Думаю, что оптимизм наш состоит не в том, чтобы смягчить картины этих первых дней войны, уже правдиво отраженные во многих мемуарах наших военачальников; оптимизм в том, чтобы показать, как после таких неимоверно тяжелых дней мы все-таки выстояли, как после этого была победа под Москвой, Сталинград, Курская дуга, освобождение Европы, падение Берлина.
Обо всем этом сказано и в этих моих, предлагаемых сейчас к печати, дневниках (смотри, например, стр.: 3, 4, 23, 24, 25, 40, 41, 42, 50, 59, 60, 64, 67, 68, 97, 102, 109, 111, 120, 121, 122, 163, 211, 213, 214), и в дневниках о событиях 1942-го, 43-го, 45-го годов, уже опубликованных на страницах той же «Дружбы народов». И в моей трилогии «Живые и мертвые».
Остается добавить, что мой «Дневник» являлся основой, на которой я писал роман «Живые и мертвые». Весьма многое в «Дневнике» и в романе совпадает. Я не вижу причин для себя задним числом смягчать в «Дневнике» картину событий тех дней, данную в романе. Не говоря уже о том, что ряд страниц этой первой главы «Дневника» уже опубликован в нашей печати (журнал «Новое время», 1965 г., и книга «Каждый день длинный» — издательство «Советская Россия», 1965 г.)
Стр.6. Эпизод на нефтебазе. Этот эпизод опубликован в книге «Каждый день — длинный» и на основе дневника полностью вошел в роман «Живые и мертвые».
Стр.6. Эпизод на дамбе.

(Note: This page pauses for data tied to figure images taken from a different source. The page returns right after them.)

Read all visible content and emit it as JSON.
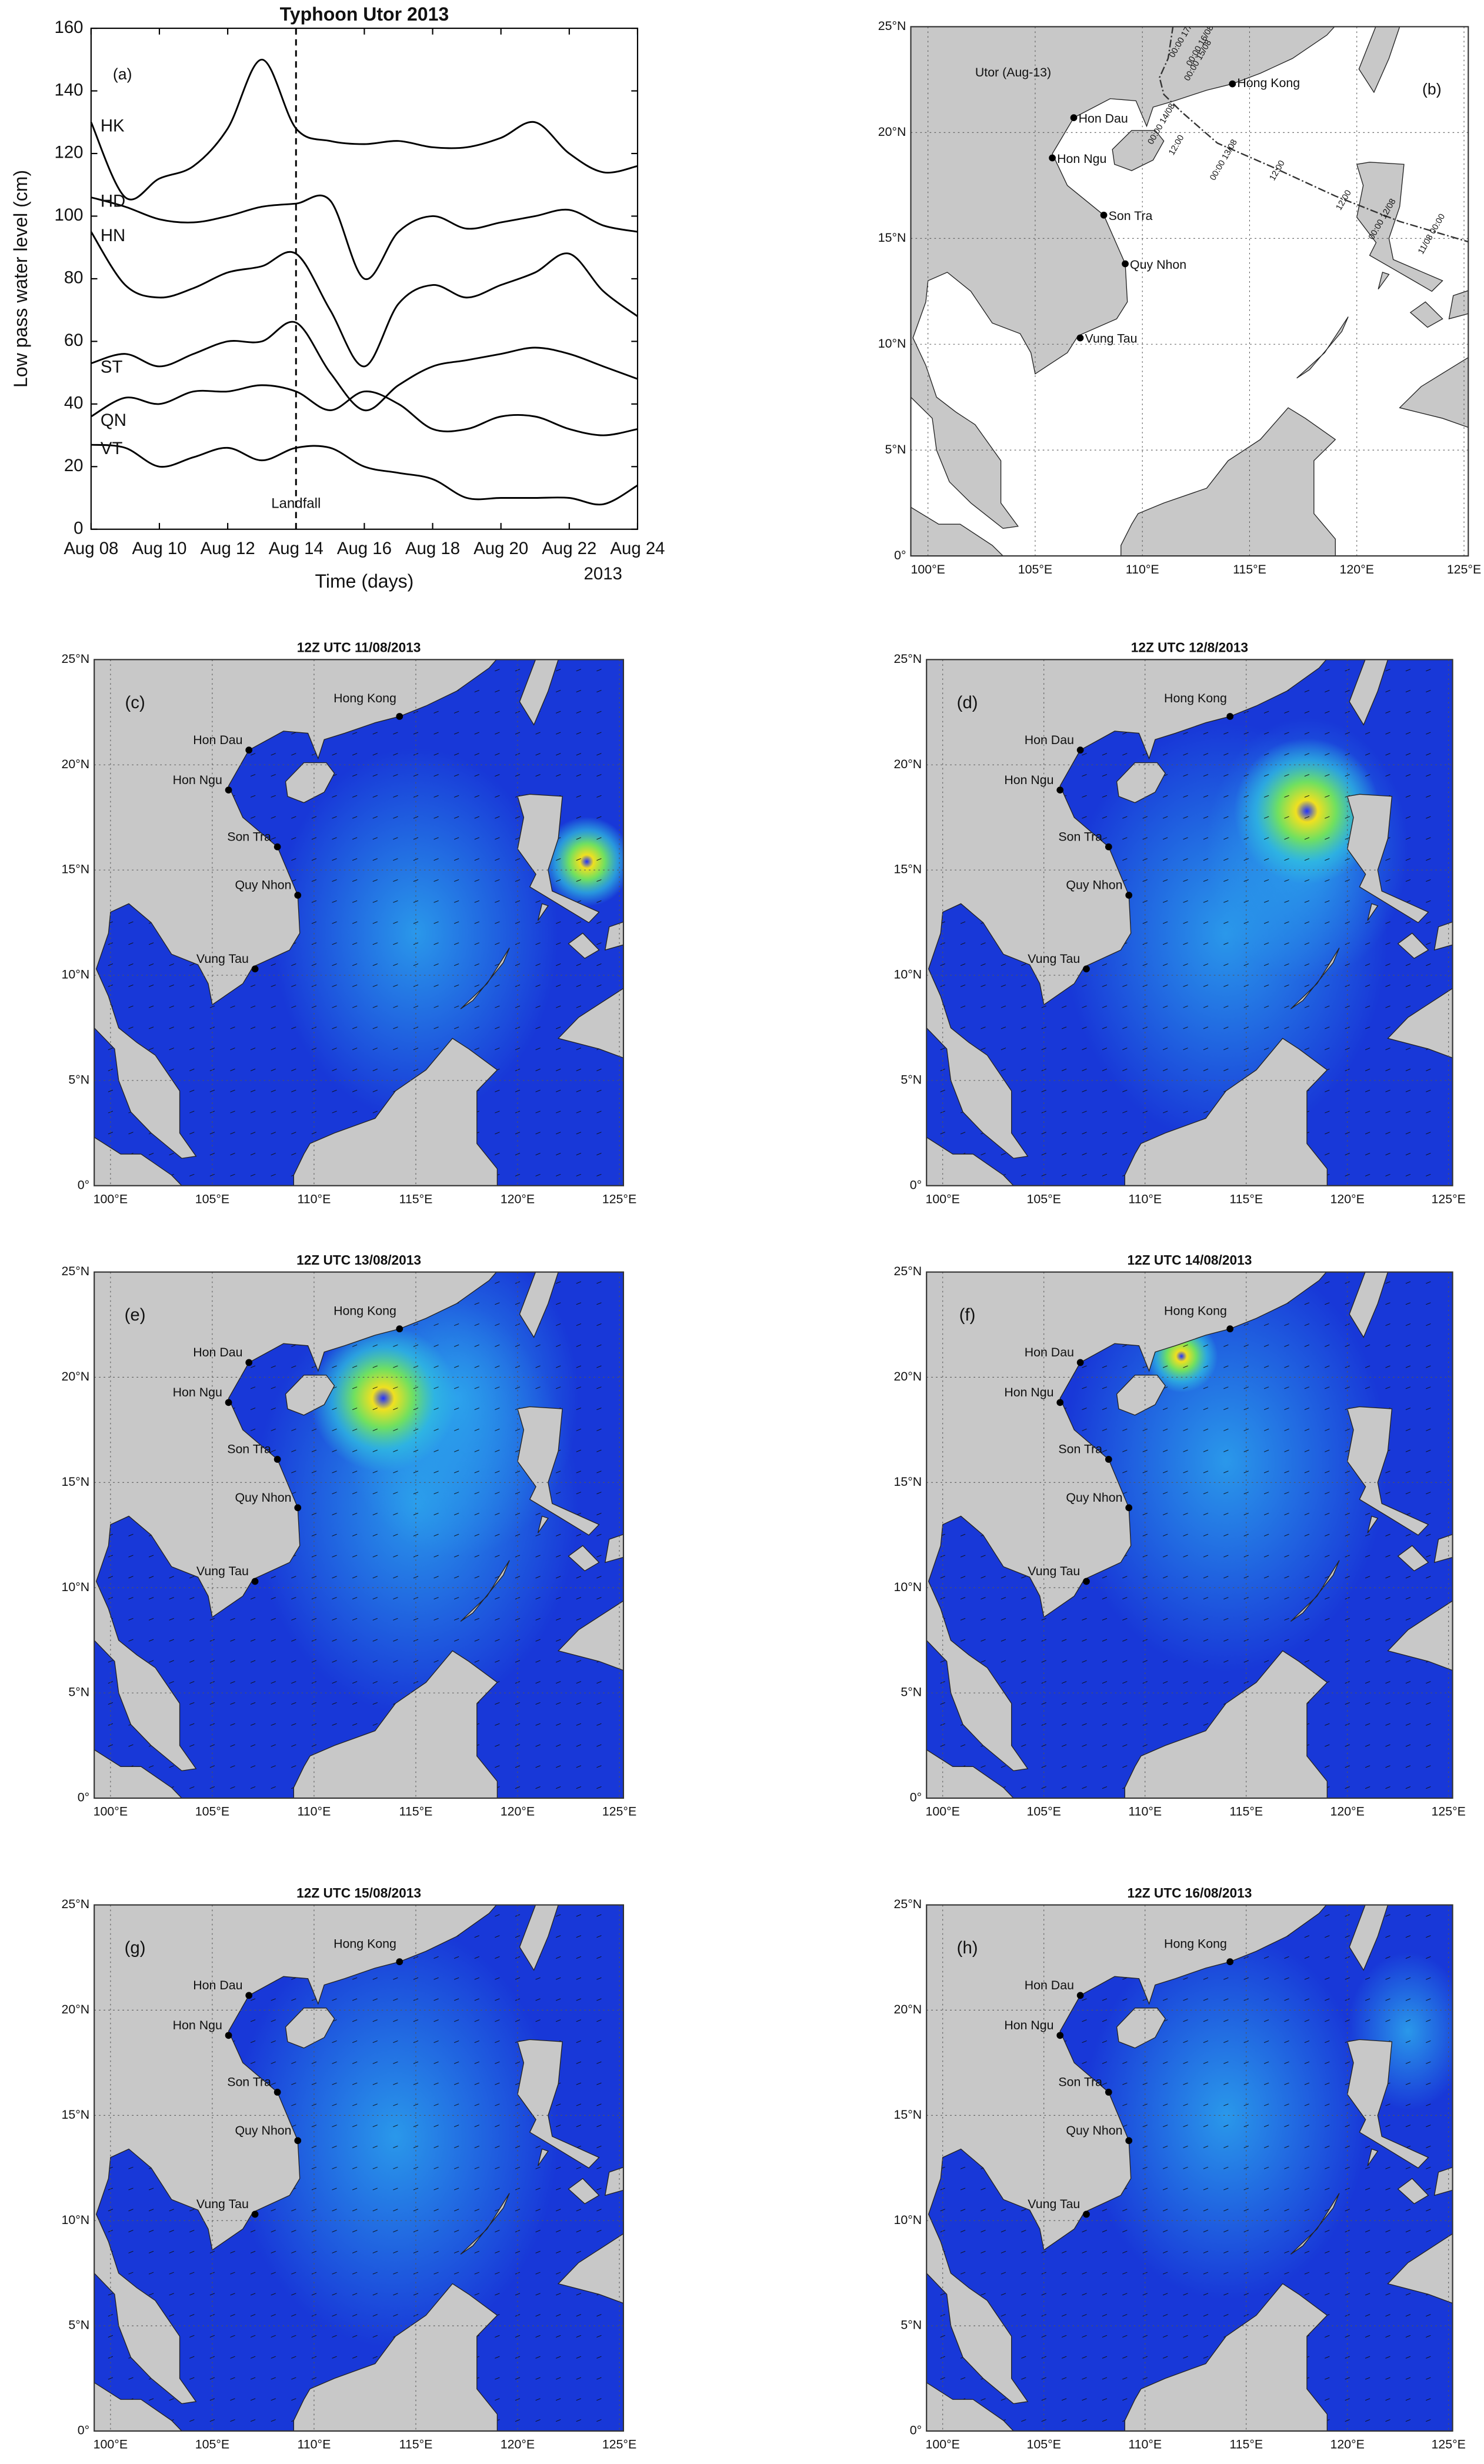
{
  "chart_data": {
    "type": "line",
    "title": "Typhoon Utor 2013",
    "panel_label": "(a)",
    "x_label": "Time (days)",
    "y_label": "Low pass water level (cm)",
    "x": [
      8,
      9,
      10,
      11,
      12,
      13,
      14,
      15,
      16,
      17,
      18,
      19,
      20,
      21,
      22,
      23,
      24
    ],
    "series": [
      {
        "name": "HK",
        "color": "#000000",
        "values": [
          130,
          106,
          112,
          116,
          128,
          150,
          128,
          124,
          123,
          124,
          122,
          122,
          125,
          130,
          120,
          114,
          116
        ]
      },
      {
        "name": "HD",
        "color": "#000000",
        "values": [
          106,
          103,
          99,
          98,
          100,
          103,
          104,
          105,
          80,
          95,
          100,
          96,
          98,
          100,
          102,
          97,
          95
        ]
      },
      {
        "name": "HN",
        "color": "#000000",
        "values": [
          95,
          78,
          74,
          77,
          82,
          84,
          88,
          70,
          52,
          72,
          78,
          74,
          78,
          82,
          88,
          76,
          68
        ]
      },
      {
        "name": "ST",
        "color": "#000000",
        "values": [
          53,
          56,
          52,
          56,
          60,
          60,
          66,
          50,
          38,
          46,
          52,
          54,
          56,
          58,
          56,
          52,
          48
        ]
      },
      {
        "name": "QN",
        "color": "#000000",
        "values": [
          36,
          42,
          40,
          44,
          44,
          46,
          44,
          38,
          44,
          40,
          32,
          32,
          36,
          36,
          32,
          30,
          32
        ]
      },
      {
        "name": "VT",
        "color": "#000000",
        "values": [
          27,
          26,
          20,
          23,
          26,
          22,
          26,
          26,
          20,
          18,
          16,
          10,
          10,
          10,
          10,
          8,
          14
        ]
      }
    ],
    "xlim": [
      8,
      24
    ],
    "xticks": [
      {
        "value": 8,
        "label": "Aug 08"
      },
      {
        "value": 10,
        "label": "Aug 10"
      },
      {
        "value": 12,
        "label": "Aug 12"
      },
      {
        "value": 14,
        "label": "Aug 14"
      },
      {
        "value": 16,
        "label": "Aug 16"
      },
      {
        "value": 18,
        "label": "Aug 18"
      },
      {
        "value": 20,
        "label": "Aug 20"
      },
      {
        "value": 22,
        "label": "Aug 22"
      },
      {
        "value": 24,
        "label": "Aug 24"
      }
    ],
    "x_year_label": "2013",
    "ylim": [
      0,
      160
    ],
    "yticks": [
      0,
      20,
      40,
      60,
      80,
      100,
      120,
      140,
      160
    ],
    "annotations": [
      {
        "text": "Landfall",
        "x": 14
      }
    ]
  },
  "map_axes": {
    "xlim": [
      99.2,
      125.2
    ],
    "ylim": [
      0,
      25
    ],
    "xticks": [
      {
        "value": 100,
        "label": "100°E"
      },
      {
        "value": 105,
        "label": "105°E"
      },
      {
        "value": 110,
        "label": "110°E"
      },
      {
        "value": 115,
        "label": "115°E"
      },
      {
        "value": 120,
        "label": "120°E"
      },
      {
        "value": 125,
        "label": "125°E"
      }
    ],
    "yticks": [
      {
        "value": 0,
        "label": "0°"
      },
      {
        "value": 5,
        "label": "5°N"
      },
      {
        "value": 10,
        "label": "10°N"
      },
      {
        "value": 15,
        "label": "15°N"
      },
      {
        "value": 20,
        "label": "20°N"
      },
      {
        "value": 25,
        "label": "25°N"
      }
    ]
  },
  "stations": [
    "Hong Kong",
    "Hon Dau",
    "Hon Ngu",
    "Son Tra",
    "Quy Nhon",
    "Vung Tau"
  ],
  "track_map": {
    "panel_label": "(b)",
    "storm_label": "Utor (Aug-13)",
    "track_labels": [
      "00:00 17/08",
      "00:00 16/08",
      "00:00 15/08",
      "00:00 14/08",
      "12:00",
      "00:00 13/08",
      "12:00",
      "12:00",
      "00:00 12/08",
      "11/08 00:00"
    ]
  },
  "current_maps": [
    {
      "panel_label": "(c)",
      "title": "12Z UTC 11/08/2013"
    },
    {
      "panel_label": "(d)",
      "title": "12Z UTC 12/8/2013"
    },
    {
      "panel_label": "(e)",
      "title": "12Z UTC 13/08/2013"
    },
    {
      "panel_label": "(f)",
      "title": "12Z UTC 14/08/2013"
    },
    {
      "panel_label": "(g)",
      "title": "12Z UTC 15/08/2013"
    },
    {
      "panel_label": "(h)",
      "title": "12Z UTC 16/08/2013"
    }
  ]
}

Эпизод этот опубликован в книге «Каждый день длинный» и вошел в роман «Живые и мертвые». Снимать его — причин не вижу.
Стр. 9–10. Эпизоды с потерявшим от потрясения рассудок девятнадцатилетним парнишкой и другим, потерявшим рассудок бойцом объединены в романе «Живые и мертвые» в один эпизод, написанный с еще большей, как я думаю, суровостью, чем об этом сказано в «Дневнике». Исключать оба эти эпизода я не вижу причин, считаю достаточным ограничиться некоторыми купюрами.
Стр. 11–12. Если делать здесь рекомендованные мне купюры и о беженцах, и о мобилизованных, которые, выполняя свой долг, шли на призывные пункты, то очевидно, следует сделать точно такую же купюру из романа «Живые и мертвы» (стр. 25, «Советский писатель», Москва, 1972 год), где почти буквально повторяется все, сказанное в «Дневнике», потому что роман написан по «Дневнику».
Стр.15–16. Мне, во-первых, рекомендуется исключить в комментариях мою догадку о том, что в кабине И-15 — труп не немецкого, а нашего погибшего летчика и, во-вторых, предлагается исключить приведенные мной технические данные о нашей истребительной авиации в 41-м году. Не согласен ни с тем, ни с другим. Как писатель, я имею право на ту, вполне резонную, с моей точки зрения, психологическую догадку, которую я делаю в примечаниях, а данные сравнительной скорости мессершмиттов и наших И-15-х и И-16-х я даю не просто так, а для того, чтобы подчеркнуть мужество наших летчиков, которые, не колеблясь, вступили в бой с мессершмиттами на этих устарелых к тому времени машинах.